Understanding SSH Access Configuration

Page last updated: December 17, 2015

This document describes configuration for SSH access to Cloud Foundry (CF) application instances. Cloud Foundry supports SSH access for DEA and Diego back ends, and the HAProxy load balancer.

Diego Configuration

You can configure SSH access for Cloud Foundry app instances running on Diego. The SSH proxy instances facilitate access to apps with these BOSH properties:

  • diego.ssh_proxy.host_key: The Diego SSH proxy instances utilize a PEM-encoded RSA private host key. Pivotal recommends deployment operators generate individual keypairs for each deployment and supply those in the manifest.

  • diego.ssh_proxy.enable_cf_auth: This property determines whether to activate the CF Authenticator in the proxies. It must be enabled for the cf ssh plugin to connect to the Diego SSH server running in the instance.

  • diego.ssh_proxy.enable_diego_auth: This property determines whether to activate the Diego Authenticator in the proxies. For a production CF+Diego deployment, this property should be disabled, as it grants access to any instance running the Diego SSH server with only the receptor credentials.

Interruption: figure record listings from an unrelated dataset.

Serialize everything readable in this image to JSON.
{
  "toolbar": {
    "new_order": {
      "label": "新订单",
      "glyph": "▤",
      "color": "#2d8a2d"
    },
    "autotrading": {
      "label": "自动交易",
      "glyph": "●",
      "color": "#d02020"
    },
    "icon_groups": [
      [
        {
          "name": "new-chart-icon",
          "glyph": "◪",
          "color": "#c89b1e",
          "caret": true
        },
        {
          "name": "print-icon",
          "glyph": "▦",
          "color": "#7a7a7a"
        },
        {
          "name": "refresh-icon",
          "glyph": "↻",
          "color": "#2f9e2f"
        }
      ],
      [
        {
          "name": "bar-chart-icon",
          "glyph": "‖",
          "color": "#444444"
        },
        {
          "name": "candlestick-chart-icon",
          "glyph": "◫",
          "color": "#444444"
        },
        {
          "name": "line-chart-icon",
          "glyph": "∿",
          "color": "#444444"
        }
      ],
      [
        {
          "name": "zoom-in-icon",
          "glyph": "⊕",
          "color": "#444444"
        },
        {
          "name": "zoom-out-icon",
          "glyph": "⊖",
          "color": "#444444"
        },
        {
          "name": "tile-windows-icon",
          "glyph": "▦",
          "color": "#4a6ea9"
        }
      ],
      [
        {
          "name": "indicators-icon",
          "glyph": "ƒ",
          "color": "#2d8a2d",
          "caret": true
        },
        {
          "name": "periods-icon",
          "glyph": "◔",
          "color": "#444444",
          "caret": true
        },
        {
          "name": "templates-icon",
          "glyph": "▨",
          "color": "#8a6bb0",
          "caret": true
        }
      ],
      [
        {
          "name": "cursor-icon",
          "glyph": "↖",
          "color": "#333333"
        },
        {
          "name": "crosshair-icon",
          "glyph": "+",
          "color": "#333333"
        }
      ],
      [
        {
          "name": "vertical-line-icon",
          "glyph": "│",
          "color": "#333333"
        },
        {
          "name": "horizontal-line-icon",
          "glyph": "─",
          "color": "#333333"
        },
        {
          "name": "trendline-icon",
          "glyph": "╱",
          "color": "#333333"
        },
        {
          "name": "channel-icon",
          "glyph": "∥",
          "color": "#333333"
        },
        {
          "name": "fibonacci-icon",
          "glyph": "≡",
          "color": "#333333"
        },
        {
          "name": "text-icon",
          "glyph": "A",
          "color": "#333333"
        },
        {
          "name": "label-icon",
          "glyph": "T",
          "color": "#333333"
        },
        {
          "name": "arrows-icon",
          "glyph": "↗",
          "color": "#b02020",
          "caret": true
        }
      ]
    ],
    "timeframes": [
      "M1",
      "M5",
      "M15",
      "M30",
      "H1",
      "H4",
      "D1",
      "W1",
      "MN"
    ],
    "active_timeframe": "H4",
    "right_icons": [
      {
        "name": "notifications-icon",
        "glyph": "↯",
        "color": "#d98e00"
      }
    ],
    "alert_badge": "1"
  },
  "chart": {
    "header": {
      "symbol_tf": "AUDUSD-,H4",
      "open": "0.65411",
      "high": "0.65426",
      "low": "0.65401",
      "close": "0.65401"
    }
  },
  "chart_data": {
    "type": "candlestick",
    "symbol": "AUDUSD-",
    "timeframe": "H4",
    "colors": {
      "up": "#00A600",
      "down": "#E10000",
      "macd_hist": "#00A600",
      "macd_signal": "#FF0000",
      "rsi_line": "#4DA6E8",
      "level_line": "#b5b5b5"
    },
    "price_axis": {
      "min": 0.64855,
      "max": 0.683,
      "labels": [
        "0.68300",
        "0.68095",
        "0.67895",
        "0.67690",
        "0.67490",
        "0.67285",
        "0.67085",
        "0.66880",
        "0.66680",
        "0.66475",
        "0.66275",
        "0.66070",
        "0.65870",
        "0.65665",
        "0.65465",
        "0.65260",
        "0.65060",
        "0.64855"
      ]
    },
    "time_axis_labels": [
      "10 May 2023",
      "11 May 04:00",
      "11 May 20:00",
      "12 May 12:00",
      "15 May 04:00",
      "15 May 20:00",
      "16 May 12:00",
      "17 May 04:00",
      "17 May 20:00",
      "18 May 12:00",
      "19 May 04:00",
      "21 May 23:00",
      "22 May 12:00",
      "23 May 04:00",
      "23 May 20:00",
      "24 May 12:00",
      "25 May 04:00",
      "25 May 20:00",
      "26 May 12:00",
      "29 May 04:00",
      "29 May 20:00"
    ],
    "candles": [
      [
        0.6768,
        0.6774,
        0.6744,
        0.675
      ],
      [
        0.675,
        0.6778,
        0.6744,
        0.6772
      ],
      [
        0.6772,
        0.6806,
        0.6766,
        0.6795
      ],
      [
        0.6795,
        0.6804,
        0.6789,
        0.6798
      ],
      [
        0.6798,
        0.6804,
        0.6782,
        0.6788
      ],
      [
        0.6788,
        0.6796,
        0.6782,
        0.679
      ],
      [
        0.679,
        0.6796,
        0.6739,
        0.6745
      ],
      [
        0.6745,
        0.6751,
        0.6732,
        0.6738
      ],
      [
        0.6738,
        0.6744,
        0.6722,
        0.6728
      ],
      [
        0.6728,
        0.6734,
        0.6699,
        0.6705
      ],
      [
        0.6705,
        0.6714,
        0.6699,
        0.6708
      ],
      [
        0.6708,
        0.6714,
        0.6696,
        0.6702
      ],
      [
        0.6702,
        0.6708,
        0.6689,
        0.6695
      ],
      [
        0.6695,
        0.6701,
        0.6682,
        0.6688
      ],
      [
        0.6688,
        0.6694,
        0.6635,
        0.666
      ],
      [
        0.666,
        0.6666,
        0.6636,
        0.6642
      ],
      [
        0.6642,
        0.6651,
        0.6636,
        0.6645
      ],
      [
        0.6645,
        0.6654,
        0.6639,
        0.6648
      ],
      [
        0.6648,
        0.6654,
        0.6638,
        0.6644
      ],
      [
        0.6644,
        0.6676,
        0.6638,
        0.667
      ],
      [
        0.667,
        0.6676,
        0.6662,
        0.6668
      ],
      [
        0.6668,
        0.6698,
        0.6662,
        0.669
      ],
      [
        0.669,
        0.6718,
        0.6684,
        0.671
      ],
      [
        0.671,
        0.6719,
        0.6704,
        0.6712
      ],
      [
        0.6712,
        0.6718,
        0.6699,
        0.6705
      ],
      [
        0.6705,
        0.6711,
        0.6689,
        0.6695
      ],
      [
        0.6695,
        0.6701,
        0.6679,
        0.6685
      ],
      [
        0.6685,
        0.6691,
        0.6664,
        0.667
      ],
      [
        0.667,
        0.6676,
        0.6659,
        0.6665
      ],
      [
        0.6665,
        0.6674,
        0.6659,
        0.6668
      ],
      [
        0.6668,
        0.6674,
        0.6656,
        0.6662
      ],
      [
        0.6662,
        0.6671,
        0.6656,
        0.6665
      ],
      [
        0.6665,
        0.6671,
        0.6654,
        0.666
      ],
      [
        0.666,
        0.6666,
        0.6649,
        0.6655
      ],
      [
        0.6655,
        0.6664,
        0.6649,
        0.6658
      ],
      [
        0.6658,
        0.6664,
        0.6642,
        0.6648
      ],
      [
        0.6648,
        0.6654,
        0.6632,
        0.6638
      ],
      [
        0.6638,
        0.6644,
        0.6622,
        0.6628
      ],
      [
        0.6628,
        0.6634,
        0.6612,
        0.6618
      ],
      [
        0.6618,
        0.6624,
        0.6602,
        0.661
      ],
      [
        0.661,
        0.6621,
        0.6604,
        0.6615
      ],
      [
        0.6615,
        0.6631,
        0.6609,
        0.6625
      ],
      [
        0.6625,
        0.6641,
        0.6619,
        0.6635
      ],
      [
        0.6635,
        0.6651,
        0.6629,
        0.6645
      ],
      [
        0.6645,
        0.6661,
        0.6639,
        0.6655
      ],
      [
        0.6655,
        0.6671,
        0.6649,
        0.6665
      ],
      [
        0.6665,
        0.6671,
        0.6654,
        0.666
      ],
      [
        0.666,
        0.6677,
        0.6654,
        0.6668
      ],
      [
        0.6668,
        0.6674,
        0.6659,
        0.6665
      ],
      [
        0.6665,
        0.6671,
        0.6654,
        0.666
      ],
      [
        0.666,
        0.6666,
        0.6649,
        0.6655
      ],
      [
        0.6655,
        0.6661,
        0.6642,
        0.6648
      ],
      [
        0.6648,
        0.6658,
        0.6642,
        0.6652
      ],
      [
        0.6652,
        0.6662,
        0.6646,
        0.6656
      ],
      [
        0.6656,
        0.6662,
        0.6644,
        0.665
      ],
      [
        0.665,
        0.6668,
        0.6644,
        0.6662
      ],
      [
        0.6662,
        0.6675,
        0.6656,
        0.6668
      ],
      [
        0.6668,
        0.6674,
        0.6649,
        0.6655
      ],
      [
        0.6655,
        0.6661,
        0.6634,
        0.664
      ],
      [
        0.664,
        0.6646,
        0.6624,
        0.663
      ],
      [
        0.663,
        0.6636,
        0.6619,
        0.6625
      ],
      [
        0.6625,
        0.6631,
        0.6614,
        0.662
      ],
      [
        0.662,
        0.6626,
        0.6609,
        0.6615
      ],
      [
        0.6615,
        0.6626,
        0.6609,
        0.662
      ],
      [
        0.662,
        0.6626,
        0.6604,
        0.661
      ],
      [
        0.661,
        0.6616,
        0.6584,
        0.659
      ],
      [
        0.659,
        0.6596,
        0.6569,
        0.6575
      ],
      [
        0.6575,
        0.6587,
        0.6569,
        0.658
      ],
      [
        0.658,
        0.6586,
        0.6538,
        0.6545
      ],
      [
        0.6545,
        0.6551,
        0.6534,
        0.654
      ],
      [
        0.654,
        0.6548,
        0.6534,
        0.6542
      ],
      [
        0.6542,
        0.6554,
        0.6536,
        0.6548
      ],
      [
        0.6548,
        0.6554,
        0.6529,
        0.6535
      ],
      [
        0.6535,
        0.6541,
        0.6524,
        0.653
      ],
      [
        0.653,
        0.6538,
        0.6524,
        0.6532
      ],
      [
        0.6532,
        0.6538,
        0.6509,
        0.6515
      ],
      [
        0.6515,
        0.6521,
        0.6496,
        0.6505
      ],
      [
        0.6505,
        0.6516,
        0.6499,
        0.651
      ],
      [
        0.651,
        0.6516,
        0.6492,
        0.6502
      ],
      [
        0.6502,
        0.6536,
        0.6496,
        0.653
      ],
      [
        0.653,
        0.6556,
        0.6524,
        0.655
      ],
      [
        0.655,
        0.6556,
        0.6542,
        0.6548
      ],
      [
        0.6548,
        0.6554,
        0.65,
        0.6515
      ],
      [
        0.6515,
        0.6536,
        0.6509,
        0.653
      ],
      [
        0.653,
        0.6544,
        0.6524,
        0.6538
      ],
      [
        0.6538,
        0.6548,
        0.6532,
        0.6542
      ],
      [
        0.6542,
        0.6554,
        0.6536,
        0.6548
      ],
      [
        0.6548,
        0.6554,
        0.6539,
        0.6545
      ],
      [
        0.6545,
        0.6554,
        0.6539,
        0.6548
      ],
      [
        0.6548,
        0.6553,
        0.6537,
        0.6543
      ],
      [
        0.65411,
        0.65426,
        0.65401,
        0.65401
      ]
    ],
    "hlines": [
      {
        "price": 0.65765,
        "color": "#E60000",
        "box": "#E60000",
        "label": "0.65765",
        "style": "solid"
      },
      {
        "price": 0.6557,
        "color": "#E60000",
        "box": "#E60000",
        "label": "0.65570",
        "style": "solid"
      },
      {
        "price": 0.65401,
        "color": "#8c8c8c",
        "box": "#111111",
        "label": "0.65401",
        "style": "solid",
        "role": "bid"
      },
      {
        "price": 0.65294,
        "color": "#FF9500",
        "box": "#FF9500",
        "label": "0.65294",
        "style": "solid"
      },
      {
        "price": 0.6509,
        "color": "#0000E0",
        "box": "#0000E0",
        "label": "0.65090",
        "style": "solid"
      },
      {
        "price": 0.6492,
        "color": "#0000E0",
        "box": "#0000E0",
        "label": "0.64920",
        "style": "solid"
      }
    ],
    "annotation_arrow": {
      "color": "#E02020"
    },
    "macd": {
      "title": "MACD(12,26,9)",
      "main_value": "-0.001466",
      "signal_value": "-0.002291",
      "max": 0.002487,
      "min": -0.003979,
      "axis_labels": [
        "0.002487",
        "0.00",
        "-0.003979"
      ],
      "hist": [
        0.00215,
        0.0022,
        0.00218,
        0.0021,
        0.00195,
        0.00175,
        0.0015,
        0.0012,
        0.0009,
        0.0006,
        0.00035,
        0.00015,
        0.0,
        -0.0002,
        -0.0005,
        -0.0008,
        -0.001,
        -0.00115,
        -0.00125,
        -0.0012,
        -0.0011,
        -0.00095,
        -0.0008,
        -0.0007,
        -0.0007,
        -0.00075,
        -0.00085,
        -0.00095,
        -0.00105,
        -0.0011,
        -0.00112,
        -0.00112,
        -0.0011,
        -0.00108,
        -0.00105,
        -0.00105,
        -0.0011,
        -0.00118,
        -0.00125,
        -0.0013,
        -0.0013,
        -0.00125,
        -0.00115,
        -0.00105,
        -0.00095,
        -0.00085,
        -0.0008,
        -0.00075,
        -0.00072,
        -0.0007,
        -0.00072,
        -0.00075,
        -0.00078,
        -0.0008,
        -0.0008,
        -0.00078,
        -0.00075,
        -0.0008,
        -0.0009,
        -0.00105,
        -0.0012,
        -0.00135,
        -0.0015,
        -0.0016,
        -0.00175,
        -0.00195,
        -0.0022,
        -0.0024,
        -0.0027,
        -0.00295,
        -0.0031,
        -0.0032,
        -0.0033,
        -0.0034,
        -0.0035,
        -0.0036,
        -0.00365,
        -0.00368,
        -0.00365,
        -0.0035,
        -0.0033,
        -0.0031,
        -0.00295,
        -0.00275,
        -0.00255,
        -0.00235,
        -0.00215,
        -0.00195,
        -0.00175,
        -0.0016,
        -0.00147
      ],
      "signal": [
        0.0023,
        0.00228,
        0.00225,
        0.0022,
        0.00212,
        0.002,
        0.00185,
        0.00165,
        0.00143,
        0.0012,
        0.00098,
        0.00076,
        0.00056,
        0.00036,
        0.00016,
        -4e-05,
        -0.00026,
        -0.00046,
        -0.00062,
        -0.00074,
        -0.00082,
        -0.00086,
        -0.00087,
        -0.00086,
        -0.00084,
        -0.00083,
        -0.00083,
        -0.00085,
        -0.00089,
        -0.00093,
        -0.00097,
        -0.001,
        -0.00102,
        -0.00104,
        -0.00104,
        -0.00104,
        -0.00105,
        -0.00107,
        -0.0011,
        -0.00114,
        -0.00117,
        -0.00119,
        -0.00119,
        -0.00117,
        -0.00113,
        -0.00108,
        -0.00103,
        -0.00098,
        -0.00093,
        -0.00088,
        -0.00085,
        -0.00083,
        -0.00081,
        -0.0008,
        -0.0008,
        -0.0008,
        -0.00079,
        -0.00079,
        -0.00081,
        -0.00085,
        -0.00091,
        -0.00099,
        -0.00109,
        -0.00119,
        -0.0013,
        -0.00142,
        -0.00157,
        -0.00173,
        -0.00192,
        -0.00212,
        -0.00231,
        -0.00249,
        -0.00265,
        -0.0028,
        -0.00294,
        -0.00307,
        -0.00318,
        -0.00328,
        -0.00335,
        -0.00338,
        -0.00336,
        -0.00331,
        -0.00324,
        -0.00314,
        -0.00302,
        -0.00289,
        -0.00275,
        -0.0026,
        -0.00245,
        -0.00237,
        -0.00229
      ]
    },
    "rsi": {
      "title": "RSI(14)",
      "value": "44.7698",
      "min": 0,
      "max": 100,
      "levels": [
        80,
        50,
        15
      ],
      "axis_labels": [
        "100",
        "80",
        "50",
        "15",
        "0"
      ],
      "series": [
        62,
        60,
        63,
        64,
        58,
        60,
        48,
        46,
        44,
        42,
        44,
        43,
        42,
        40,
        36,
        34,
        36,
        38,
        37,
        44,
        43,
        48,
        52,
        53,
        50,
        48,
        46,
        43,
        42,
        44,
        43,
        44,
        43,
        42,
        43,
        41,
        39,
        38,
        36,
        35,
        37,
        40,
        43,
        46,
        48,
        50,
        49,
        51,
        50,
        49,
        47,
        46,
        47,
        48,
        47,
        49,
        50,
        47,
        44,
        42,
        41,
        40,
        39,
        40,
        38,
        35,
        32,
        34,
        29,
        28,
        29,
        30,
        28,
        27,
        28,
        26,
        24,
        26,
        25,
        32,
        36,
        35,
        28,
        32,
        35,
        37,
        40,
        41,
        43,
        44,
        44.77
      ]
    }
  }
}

Development deployments may choose to enable it to provide an alternate mechanism to establish SSH sessions.

The properties diego.ssh_proxy.cc.internal_service_hostname and diego.ssh_proxy.cc.external_port should not require direct configuration if an operator uses the spiff-based manifest-generation scripts to generate the Diego deployment manifest.

CF Configuration

For Cloud Foundry app instances running on DEAs you can configure SSH access wtih these BOSH properties.

The following BOSH properties are relevant for SSH configuration in cf-release:

  • app_ssh.host_key_fingerprint: Fingerprint of the public key presented by the SSH host. In this case, the SSH host refers to the Diego layer of SSH proxies. The value must be set to the fingerprint of the public key of the keypair generated for the diego.ssh_proxy.host_key value in the Diego deployment manifest.
  • app_ssh.port: This property represents the port of the externally routable SSH endpoint advertised through the Cloud Controller information endpoint.
  • cc.allow_app_ssh_access: As mentioned above, whether to allow SSH access at all for CF app instances.

If SSH access is granted for the CF deployment, Cloud Controller advertises the SSH endpoint as ssh.<SYSTEM-DOMAIN>, and accepts traffic on the port given in app_ssh.port. The Cloud Controller /v2/info endpoint provides this SSH endpoint in the app_ssh_endpoint field and the host key fingerprint mentioned above in the app_ssh_host_key_fingerprint field.

SSH Load Balancer configuration

If the HAproxy job from cf-release is used as the gorouter load balancer and cc.allow_app_ssh_access is set to true, HAproxy will also serve as the load balancer for Diego’s SSH proxies. This configuration relies on the presence of the same consul server cluster that Diego components use for service discovery. This configuration also works well for deployments where all traffic on the system domain and its subdomains is directed towards the HAproxy job, as is the case for a BOSH-Lite CF deployment on the default 10.244.0.34.xip.io domain.

For AWS deployments, where the infrastructure offers load-balancing as a service through ELBs, the deployment operator can provision an ELB to balance load across the Diego SSH proxy instances. This ELB should be configured to listen to TCP traffic on the port given in app_ssh.port and to send it to port 2222. In order to register the SSH proxies with this ELB, the ELB identifier should then be added to the elbs property in the cloud_properties hash of the Diego manifest’s access_zN resource pools. If the spiff-based manifest-generation templates are used to produce the Diego manifest, these cloud_properties hashes should be specified in the iaas_settings.resource_pool_cloud_properties section of the iaas-settings.yml stub.